Hello world. The following was written 4/2/2016.

I can pinpoint the exact moment I made the choice and decision to believe I was unworthy of love, affection, physical touch, and humane treatment. The moment I chose to believe I deserved everything I was experiencing and going through on my journey. I was 9 months old. I judged myself in those moments based off of my circumstances and those around me. Their treatment of me is how I perceived myself. I choose to believe their judgments and opinions of me and the things being done to me defined me. Things like rapes, beatings, molestation, and general cruelties done with intent to punish and separate.

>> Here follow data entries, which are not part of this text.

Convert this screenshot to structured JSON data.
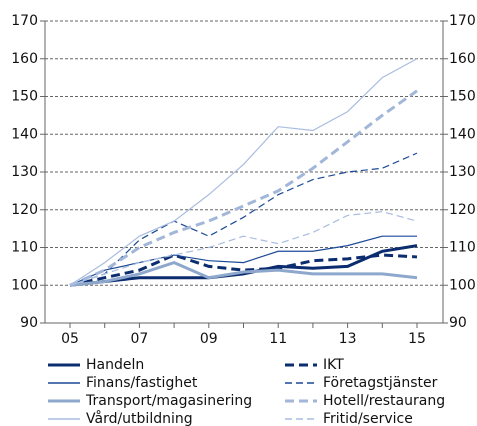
{
  "chart_data": {
    "type": "line",
    "categories": [
      "05",
      null,
      "07",
      null,
      "09",
      null,
      "11",
      null,
      "13",
      null,
      "15"
    ],
    "ylim": [
      90,
      170
    ],
    "yticks": [
      90,
      100,
      110,
      120,
      130,
      140,
      150,
      160,
      170
    ],
    "right_axis": true,
    "grid": true,
    "series": [
      {
        "name": "Handeln",
        "color": "#0b2c6e",
        "dash": false,
        "weight": "thick",
        "values": [
          100,
          101,
          102,
          102,
          102,
          103,
          105,
          104.5,
          105,
          109,
          110.5
        ]
      },
      {
        "name": "IKT",
        "color": "#0b2c6e",
        "dash": true,
        "weight": "thick",
        "values": [
          100,
          102,
          104,
          108,
          105,
          104,
          104.5,
          106.5,
          107,
          108,
          107.5
        ]
      },
      {
        "name": "Finans/fastighet",
        "color": "#1c4996",
        "dash": false,
        "weight": "thin",
        "values": [
          100,
          104,
          106,
          108,
          106.5,
          106,
          109,
          109,
          110.5,
          113,
          113
        ]
      },
      {
        "name": "Företagstjänster",
        "color": "#1c4996",
        "dash": true,
        "weight": "thin",
        "values": [
          100,
          103,
          112,
          117,
          113,
          118,
          124,
          128,
          130,
          131,
          135
        ]
      },
      {
        "name": "Transport/magasinering",
        "color": "#8ea7cc",
        "dash": false,
        "weight": "thick",
        "values": [
          100,
          101,
          103,
          106,
          102,
          103.5,
          104,
          103,
          103,
          103,
          102
        ]
      },
      {
        "name": "Hotell/restaurang",
        "color": "#a1b6d8",
        "dash": true,
        "weight": "thick",
        "values": [
          100,
          104,
          110,
          114,
          117,
          121,
          125,
          131,
          138,
          145,
          151.5
        ]
      },
      {
        "name": "Vård/utbildning",
        "color": "#a9bde0",
        "dash": false,
        "weight": "thin",
        "values": [
          100,
          106,
          113,
          117,
          124,
          132,
          142,
          141,
          146,
          155,
          160
        ]
      },
      {
        "name": "Fritid/service",
        "color": "#a9bde0",
        "dash": true,
        "weight": "thin",
        "values": [
          100,
          103,
          106,
          108,
          110,
          113,
          111,
          114,
          118.5,
          119.5,
          117
        ]
      }
    ]
  }
}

I can also pin the exact moment I made the choice and decision to believe if I was fat it would get them to stop touching me and visiting me. If I was fat I would no longer be attractive to them. I was three years old. This affected the way I started to consume food. I became chubby. At age nine I chose to believe I was doing something wrong. Because the rapes began in strength. I chose to believe I must not be fat enough and ugly enough.

I had no understanding my nine year old body was already showing signs of the woman I would grow into physically. How I looked and was shaped was natural. I simply chose to judge it based off the way I was being treated and the judgments handed to me. The pain and suffering I endured of being treated as less than human.

I chose what it was I was experiencing in each and every situation. I made these decisions all on my own. I chose to believe in the judgments and opinions of those around me as defining who I am. They must be right and know more than I do. I MADE THESE CHOICES! This is how I created my own personal living hell on earth.

When I made those choices and decisions to believe in those things I began to project them out on the world around me. As I projected out these beliefs I was only here to be used and abused, I found myself being molested, beaten on, and raped more often. My beliefs created the world I inhabited. Each time I tried to speak up I was shut down with physical, mental, and emotional abuse. In choosing to believe the judgments handed me I conformed to the dictates of those around me. I began to follow the conforming dictates of society.

Think on this my brothers. If I made my first judgments of what I was experiencing at 9 months old and decided if I was fat they would stop touching me at 3 years old, how early in your own life did you start judging and deciding what you were experiencing was what it was for you? How have you been conforming on your journey?

Blessings on your journeys my brothers. Hugs and love. You are loved. I love you.